A discussão na caixa de comentários é uma vez mais muito pertinente. Aliás, este local é uma lufada de ar fresco para quem gosta de discutir futebol a sério e que não consegue fazê-lo com facilidade num café, por exemplo, porque os interlocutores não vêem mais do que as suas lentes clubísticas lhe permitem.
Relativamente à questão do Paços-Benfica agora levantada, considero que o Paços foi infeliz durante o jogo, e em especial num lance em que o Cícero (por ser mais do estilo grande e forte do que talentoso) se isolou e falhou o golo que permitiria ao Benfica expor-se mais ao Paços e à criatividade do Josué e do Vitor.
O princípio de que as equipas pequenas se devem fechar e partir para o contra-ataque é mais contraproducente do que eficaz, senão vejamos, a título de exemplo:
- O Paços joga "aberto" todo o ano. Está em 4º lugar, nas meias da Taça e tem uma equipa com amor próprio, com orgulho no seu talento e não se importa de cair com os grandes. Além de que vê meia equipa a ser pretendida por outros clubes (Vitor, Josue, André Leão, Ricardo, Caetano... o próprio treinador...).
- O Gil Vicente, joga mais "fechado", está em 12º, é um deserto de ideias, é massacrado pelo Porto sem ser capaz de levar perigo à baliza adversária. Os jogadores e o treinador desvalorizam-se, falam em necessidade de refletir no que andam a fazer e que é preciso mudar mentalidades.
O Paços pode ter perdido a batalha com o Benfica, mas tem personalidade, é uma equipa jovem, de toque, que seduz qualquer um que goste de futebol, tal como o Belenenses de Jorge Jesus nos seduzia. Se tiver uma boa gestão desportiva tem tudo para ser mais um caso de sucesso com pouquíssimos recursos. Para já vê-se uma linha estratégica bem defina e não é de hoje: aposta nos jovens talentos portugueses, com treinadores que lhe permitam crescer (Calisto terá sido a demonstração de que o modelo de jogo não é tão claro na cabeça da direção, mas que o foco está nos jovens. Calisto terá sido escolhido pelo "resultadismo" fruto da final dos sub-20 portugueses no Mundial e não pelo modelo paupérrimo de já aqui no blog foi explorado).
Em suma, e relacionando com a situação do Pereirinha, surgem as questões: será que o modelo de jogo fechado e que parte para o contra-ataque permite aos talentos crescerem em todo o seu potencial? Será que o problema está nos jovens jogadores e na sua "indisciplina" profissional? Será uma boa incubadora de talentos que dominavam o campeonato de júniores passarem por empréstimo para um catenaccio à portuguesa, esperando que assim evoluam?

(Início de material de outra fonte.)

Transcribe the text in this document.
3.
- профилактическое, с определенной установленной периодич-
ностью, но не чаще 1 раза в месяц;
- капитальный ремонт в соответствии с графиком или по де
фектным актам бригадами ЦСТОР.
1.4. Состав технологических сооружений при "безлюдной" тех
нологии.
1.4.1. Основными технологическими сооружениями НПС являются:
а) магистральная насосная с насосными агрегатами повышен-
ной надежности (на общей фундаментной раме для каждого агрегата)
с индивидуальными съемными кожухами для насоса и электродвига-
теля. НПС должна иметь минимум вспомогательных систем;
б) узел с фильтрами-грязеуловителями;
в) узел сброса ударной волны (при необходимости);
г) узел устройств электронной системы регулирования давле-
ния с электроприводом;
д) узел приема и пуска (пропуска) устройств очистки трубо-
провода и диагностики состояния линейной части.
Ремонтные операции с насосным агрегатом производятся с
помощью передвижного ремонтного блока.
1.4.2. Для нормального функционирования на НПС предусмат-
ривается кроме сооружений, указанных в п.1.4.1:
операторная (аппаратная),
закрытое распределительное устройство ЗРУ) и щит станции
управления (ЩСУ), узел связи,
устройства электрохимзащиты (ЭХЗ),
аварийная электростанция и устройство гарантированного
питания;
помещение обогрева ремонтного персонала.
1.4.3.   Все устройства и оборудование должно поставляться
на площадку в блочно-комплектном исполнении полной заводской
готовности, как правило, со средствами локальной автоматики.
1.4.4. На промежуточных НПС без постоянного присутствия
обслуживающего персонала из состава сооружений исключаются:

São mais questões do que respostas, mas sem dúvida que estou a torcer para que este Paços prove a muita a gente que o autocarro é para ficar no parque de estacionamento...

Miguel Nunes disse...

Cole, viste o q disse o PDuarte ha uns dias atrás (ainda antes de ir ao Dragão)

qq coisa do tipo:

"Para mim, ao contrário de qs toda a gente, jogar contra SLB ou FCP implica subir ainda mais as linhas. Jogar mais à frente para lhes dar menos espaço. Equipas destas se caiem em cima de nós nem mexemos"

Perdeu? pois perdeu. Mas repito ainda ng deu tanta luta como eles.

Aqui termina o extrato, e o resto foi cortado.